Deputado vai assumir vaga deixada por Alexandre de Moraes

O deputado federal Osmar Serraglio (PMDB-PR) aceitou o convite feito pelo presidente Michel Temer (PMDB) para assumir o Ministério da Justiça no lugar de Alexandre de Moraes, que assumirá uma cadeira no STF (Supremo Tribunal Federal)

O nome do novo ministro da Justiça deverá ser oficializado por Temer nas próximas horas.

Com a confirmação, Temer atende a pressões do PMDB para ter um nome do partido na pasta, após a sigla perder espaço para o PSDB na composição do governo.

Serraglio foi presidente da CCJ (Comissão de Constituição e Justiça) da Câmara, e comandou a comissão na época em que foi definida a cassação do ex-presidente da Câmara Eduardo Cunha (PMDB-RJ), de quem ele era apontado como aliado no partido.

O deputado também foi relator da CPI dos Correios, que precipitou a investigação que revelou o chamado esquema do mensalão no governo do ex-presidente Luiz Inácio Lula da Silva.

Filiado ao PMDB desde 1978, quando o partido ainda era o MDB, Serraglio foi eleito deputado federal pela primeira vez em 1998 e está em seu quinto mandato.
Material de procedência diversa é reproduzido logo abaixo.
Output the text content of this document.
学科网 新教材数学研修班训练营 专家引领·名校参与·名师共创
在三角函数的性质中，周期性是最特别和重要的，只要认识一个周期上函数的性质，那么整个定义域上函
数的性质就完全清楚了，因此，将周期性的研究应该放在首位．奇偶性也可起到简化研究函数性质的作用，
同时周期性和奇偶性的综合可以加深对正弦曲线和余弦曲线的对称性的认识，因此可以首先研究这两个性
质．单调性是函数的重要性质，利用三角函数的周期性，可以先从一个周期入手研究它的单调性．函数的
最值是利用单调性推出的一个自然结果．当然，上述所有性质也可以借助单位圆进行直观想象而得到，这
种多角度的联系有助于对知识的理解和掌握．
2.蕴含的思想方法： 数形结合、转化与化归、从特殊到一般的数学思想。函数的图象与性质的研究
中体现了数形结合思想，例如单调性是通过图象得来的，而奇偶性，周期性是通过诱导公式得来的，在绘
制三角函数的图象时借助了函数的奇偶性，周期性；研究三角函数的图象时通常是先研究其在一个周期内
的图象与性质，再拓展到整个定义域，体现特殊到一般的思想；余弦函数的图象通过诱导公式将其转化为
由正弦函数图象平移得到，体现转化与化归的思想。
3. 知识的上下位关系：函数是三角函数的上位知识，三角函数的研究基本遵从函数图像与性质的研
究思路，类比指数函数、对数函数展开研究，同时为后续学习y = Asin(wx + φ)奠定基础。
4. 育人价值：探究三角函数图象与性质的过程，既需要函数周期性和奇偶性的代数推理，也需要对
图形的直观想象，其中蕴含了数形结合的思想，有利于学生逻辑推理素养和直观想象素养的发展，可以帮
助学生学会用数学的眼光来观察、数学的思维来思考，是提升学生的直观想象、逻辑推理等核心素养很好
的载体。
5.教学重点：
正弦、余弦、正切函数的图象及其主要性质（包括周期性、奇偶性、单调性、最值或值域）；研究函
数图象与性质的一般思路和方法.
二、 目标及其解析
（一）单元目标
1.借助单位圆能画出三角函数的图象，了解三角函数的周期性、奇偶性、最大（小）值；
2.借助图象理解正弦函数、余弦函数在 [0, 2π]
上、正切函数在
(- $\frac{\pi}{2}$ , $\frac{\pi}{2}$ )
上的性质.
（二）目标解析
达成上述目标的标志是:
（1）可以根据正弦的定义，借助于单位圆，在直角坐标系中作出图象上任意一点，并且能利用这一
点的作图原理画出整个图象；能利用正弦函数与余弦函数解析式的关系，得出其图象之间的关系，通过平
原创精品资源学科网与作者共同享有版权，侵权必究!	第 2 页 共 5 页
Advogado, foi assessor jurídico de diversas prefeituras, além de professor universitário.

Osmar Serraglio
Osmar Serraglio


MORAES NO STF

O comando do Ministério da Justiça ficou vago depois de o ministro Alexandre de Moraes ser confirmado para uma das 11 cadeiras do STF (Supremo Tribunal Federal).

O Senado aprovou a indicação, feita pelo presidente Temer, nesta quarta-feira (22), e Moraes deverá tomar posse no Supremo no dia 22 de março.

O governo Temer vinha cogitando outros nomes para a pasta da Justiça, como o ex-ministro do STF Carlos Velloso.

Mas Velloso recusou o convite, alegando a existência de cláusulas contratuais com clientes de seu escritório que o impediriam de assumir o cargo.

Outros nomes que chegaram a ser citados foram o do subchefe de assuntos jurídicos da Casa Civil Gustavo Rocha, o do vice-procurador-geral da República, José Bonifácio de Andrada, e o do deputado Rodrigo Pacheco (PMDB-MG), apoiado pela bancada peemedebista na Câmara.